With the environmental challenges we face, the energy performance of buildings has become a priority for many professionals. In France, the tertiary sector alone accounts for 17% of national energy consumption, in fourth place behind transport (32%), residential (29%) and industry (19%).
BMS: a reliable, technological data source for setting your energy targets
Over the last ten years or so, large companies have embraced the digital revolution, integrating new uses into their property management processes, notably through the implementation of building management systems. These control systems represent a veritable gold mine, often under-exploited, enabling the concentration of energy data from meters, sensors, PLCs and connected objects, for a real-time vision of the company’s assets and the setting of energy performance targets. This hardware and technology is the first step in a smart building strategy.
Through BMS systems, the use of Big Data in building energy management has encouraged the emergence of entirely new types of services, notably through the introduction of artificial intelligence.
AI has thus become one of the driving forces behind the energy transition, helping to identify the main areas for optimization and set investment plans to comply with BACS and Tertiary regulations.
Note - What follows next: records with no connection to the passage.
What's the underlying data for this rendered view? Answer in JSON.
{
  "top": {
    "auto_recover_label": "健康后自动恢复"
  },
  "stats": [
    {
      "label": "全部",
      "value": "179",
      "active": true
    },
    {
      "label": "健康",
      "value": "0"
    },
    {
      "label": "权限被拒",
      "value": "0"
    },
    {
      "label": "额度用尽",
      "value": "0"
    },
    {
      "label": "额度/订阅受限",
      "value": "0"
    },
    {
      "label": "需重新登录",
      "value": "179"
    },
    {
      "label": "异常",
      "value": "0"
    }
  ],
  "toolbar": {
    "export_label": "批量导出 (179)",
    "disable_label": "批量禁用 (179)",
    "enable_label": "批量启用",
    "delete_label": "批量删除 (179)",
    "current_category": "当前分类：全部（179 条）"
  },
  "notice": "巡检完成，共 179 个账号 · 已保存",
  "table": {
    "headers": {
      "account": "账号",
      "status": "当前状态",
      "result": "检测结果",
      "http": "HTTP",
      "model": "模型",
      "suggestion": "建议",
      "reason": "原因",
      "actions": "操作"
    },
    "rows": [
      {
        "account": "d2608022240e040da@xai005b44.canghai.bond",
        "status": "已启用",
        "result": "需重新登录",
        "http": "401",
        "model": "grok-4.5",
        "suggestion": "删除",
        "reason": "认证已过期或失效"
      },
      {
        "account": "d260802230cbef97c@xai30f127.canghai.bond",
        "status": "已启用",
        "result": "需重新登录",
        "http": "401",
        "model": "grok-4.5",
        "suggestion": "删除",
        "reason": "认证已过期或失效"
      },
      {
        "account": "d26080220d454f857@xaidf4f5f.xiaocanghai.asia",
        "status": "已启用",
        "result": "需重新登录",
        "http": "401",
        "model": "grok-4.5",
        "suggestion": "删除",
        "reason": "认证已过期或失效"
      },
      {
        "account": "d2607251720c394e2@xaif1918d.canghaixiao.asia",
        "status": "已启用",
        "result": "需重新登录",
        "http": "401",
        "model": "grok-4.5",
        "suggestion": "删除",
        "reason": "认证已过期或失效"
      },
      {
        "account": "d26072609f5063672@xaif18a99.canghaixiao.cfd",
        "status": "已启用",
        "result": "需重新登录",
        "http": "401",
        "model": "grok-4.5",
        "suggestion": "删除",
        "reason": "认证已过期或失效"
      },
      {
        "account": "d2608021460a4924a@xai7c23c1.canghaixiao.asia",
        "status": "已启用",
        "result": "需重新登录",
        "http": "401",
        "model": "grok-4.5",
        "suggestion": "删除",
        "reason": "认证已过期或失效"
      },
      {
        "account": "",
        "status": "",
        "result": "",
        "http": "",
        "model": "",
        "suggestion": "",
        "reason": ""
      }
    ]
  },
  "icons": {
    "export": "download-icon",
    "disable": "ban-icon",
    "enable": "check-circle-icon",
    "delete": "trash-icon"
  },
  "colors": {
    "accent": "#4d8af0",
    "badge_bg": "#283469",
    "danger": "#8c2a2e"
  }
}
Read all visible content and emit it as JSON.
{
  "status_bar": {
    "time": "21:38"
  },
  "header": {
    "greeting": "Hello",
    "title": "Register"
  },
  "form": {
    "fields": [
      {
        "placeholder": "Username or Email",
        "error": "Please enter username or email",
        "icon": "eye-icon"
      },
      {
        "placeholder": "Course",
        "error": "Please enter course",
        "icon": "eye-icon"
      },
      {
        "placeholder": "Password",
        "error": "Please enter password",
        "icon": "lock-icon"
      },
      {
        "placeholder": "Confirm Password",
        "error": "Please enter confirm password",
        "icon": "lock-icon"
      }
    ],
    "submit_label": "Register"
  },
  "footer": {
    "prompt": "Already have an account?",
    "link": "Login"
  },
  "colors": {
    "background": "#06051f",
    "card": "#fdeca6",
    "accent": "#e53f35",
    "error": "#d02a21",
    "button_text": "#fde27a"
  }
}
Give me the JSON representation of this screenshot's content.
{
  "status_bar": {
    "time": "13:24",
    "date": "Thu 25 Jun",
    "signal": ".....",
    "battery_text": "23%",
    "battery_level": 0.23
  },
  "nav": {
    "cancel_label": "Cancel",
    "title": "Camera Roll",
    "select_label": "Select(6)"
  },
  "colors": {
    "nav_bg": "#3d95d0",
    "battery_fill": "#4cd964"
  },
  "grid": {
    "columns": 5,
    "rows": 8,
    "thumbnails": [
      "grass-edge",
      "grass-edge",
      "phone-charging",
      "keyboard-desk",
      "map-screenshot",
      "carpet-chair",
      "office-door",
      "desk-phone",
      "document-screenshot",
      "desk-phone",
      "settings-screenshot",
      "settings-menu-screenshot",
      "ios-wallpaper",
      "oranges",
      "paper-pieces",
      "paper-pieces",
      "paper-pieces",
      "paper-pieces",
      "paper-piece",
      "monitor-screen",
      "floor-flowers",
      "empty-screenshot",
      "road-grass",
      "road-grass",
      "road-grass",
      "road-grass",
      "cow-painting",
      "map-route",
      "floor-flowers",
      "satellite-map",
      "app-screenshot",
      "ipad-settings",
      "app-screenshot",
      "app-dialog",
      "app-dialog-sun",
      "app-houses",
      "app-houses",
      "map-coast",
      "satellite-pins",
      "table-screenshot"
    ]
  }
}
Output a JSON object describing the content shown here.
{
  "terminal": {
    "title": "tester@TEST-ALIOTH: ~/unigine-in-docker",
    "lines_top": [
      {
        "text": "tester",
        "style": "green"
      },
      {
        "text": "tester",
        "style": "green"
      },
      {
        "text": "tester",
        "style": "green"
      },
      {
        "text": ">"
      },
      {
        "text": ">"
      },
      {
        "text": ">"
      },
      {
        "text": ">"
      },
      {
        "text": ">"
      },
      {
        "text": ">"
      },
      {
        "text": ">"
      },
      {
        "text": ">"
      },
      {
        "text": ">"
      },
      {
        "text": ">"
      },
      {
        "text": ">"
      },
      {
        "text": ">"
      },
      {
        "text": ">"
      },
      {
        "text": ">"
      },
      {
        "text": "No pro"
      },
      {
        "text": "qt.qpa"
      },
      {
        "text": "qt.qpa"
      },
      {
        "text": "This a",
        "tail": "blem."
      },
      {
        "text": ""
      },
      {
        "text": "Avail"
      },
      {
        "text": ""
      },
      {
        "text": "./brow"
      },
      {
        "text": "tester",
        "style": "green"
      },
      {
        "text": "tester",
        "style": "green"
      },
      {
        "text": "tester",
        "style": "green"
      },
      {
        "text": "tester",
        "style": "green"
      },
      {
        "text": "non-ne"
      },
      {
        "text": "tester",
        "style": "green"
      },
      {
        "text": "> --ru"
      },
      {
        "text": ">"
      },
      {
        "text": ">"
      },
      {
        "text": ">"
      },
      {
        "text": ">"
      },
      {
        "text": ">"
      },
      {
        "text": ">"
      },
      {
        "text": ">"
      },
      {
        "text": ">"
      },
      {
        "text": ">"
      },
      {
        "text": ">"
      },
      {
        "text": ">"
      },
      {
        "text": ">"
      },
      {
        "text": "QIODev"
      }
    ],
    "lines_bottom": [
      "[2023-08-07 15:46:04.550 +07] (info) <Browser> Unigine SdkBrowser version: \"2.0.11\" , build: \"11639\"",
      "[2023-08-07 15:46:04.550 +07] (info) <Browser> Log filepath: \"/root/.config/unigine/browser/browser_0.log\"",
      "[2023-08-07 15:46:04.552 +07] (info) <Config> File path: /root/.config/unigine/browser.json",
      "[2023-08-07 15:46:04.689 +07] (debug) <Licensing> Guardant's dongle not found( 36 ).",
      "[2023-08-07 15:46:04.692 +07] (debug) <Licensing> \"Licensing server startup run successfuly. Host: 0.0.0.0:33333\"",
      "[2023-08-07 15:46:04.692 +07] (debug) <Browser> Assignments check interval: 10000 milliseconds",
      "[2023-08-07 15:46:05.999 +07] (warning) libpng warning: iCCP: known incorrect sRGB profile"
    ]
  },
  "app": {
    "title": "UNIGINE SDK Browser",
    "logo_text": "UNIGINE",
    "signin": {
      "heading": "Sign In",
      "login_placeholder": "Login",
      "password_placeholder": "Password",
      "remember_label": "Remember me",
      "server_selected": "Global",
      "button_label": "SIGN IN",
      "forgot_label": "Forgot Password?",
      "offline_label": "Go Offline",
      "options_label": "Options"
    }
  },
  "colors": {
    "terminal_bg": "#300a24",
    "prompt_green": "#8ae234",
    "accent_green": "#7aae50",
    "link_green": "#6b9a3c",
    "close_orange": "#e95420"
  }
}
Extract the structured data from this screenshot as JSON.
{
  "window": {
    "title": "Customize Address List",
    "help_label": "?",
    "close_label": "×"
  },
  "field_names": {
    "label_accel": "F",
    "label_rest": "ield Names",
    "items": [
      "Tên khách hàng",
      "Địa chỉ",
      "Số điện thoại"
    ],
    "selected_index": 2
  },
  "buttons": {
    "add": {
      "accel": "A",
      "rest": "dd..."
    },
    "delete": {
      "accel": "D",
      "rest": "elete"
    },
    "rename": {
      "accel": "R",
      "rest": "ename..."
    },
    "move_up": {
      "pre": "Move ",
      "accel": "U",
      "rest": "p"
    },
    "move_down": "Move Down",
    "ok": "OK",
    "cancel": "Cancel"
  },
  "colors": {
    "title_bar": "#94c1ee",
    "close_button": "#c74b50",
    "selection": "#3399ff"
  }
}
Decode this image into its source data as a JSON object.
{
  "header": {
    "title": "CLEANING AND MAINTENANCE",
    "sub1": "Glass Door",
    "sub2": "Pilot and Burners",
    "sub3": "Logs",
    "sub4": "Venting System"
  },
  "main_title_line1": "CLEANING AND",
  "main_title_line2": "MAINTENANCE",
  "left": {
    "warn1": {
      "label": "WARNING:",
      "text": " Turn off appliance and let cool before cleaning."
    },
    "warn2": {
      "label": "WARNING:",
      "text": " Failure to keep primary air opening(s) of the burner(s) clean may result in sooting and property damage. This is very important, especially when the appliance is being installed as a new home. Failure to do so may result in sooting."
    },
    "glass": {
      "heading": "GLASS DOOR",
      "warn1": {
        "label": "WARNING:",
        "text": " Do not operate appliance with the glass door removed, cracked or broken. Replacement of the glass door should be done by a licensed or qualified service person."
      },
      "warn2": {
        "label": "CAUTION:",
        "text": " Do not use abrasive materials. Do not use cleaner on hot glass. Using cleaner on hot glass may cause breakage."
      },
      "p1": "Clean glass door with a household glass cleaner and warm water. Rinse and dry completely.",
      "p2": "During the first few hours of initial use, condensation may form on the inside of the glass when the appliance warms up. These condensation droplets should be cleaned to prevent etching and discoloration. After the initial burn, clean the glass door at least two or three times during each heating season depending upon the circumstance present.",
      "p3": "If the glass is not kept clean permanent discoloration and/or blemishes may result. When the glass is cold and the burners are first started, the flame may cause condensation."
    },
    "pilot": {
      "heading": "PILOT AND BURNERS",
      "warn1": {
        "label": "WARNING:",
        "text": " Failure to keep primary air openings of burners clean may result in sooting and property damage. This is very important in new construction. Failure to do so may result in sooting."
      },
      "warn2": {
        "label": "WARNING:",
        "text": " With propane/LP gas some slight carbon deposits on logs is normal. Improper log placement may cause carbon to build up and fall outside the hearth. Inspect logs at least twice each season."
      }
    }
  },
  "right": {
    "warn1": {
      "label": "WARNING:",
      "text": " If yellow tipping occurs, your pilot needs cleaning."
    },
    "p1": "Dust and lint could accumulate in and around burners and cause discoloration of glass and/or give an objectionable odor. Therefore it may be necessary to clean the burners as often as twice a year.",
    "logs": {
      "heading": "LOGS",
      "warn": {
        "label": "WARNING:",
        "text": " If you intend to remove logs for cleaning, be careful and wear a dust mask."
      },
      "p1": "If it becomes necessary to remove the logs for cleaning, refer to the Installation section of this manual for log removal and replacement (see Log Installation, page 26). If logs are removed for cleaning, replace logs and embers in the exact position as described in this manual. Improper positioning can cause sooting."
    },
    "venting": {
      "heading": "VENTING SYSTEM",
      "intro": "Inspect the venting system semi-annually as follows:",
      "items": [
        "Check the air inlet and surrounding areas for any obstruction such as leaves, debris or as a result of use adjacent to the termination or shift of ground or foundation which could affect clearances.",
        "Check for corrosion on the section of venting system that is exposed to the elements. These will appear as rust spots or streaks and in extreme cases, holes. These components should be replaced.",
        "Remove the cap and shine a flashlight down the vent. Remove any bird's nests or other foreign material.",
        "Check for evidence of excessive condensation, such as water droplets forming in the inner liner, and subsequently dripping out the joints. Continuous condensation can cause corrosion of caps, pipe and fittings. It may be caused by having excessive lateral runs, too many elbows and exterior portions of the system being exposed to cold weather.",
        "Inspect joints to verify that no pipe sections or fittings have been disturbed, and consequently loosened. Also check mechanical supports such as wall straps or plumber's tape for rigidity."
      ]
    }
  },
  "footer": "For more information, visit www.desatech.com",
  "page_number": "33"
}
With this new type of data, buildings become more “readable” in terms of their consumption behavior, which can be analyzed and optimized in real time.
At Eficia, human expertise completes the useful data analysis combo.
Lighting control to simulate human intelligence
Artificial intelligence (AI) refers to the set of technologies used to create machines capable of simulating human intelligence. It is based on algorithms that enable BMS, for example, to process data and learn from it. Control systems can thus improve as they process new data, enabling them to solve complex problems autonomously, such as anticipating ignition scenarios on HVAC equipment.
With Artificial Intelligence, the building also integrates occupant usage much more effectively, as well as the impact of external elements on its thermal inertia, which can be anticipated thanks to the intelligent algorithms we are developing. With AI, decisions and scenarios improve with each iteration, contributing to the building’s sustainability.
Your energy data is a performance lever for your business
Artificial Intelligence opens up access to early detection of energy consumption drift, and revolutionizes the real-time aspect of decision-making for operational teams. This new technological foundation, a key element of smart building, translates complex building data and energy expertise knowledge into a unified operational concept that can be automated, fast and accessible to all – all with a computing speed incomparable with that possible by human teams.
With Artificial Intelligence, the building finally becomes “smart” and acquires a new analytical capacity for anticipating usage and proposing new scenarios, by integrating a wealth of data that would be impossible for the occupant and/or manager. The building thus behaves more dynamically in relation to its occupants. Continuously integrated and analyzed data includes :
- The various activities planned in the building’s different zones: occupancy schedules, current and future occupancy, planned events, alarm signals, etc.
- The building’s thermal characteristics: thermal inertia, exposure to radiation, activities affecting current and future temperatures
- Equipment coordination and operability: coordination between equipment, consideration of equipment availability at time t, current breakdowns
- Weather forecasts: increases and decreases in temperature, wind and radiation at time T and in the future.
- Air quality in the building: CO2 and humidity, opportunity or necessity to renew the air.
- Contractual energy supply conditions: subscribed power, peak/off-peak hours, etc.
- Opportunities for network shedding
- Regular review of HVAC equipment parameters
- Business constraints of building occupants and/or customers
Give your building a brain with a control solution
Making buildings intelligent, capable of self-regulation while remaining remotely controllable, is the quickest and least intrusive way to save energy and facilitate building operation.
In fact, by integrating and exploiting this data, AI makes it possible to understand and anticipate the uses of a building’s occupants, and suggest new settings.
The direct results are reduced energy consumption and costs; lower breakdown rates, less wear and tear, shorter intervention times; fewer unnecessary or ineffective maintenance operations; increased equipment availability, service quality and responsiveness; and improved occupant comfort.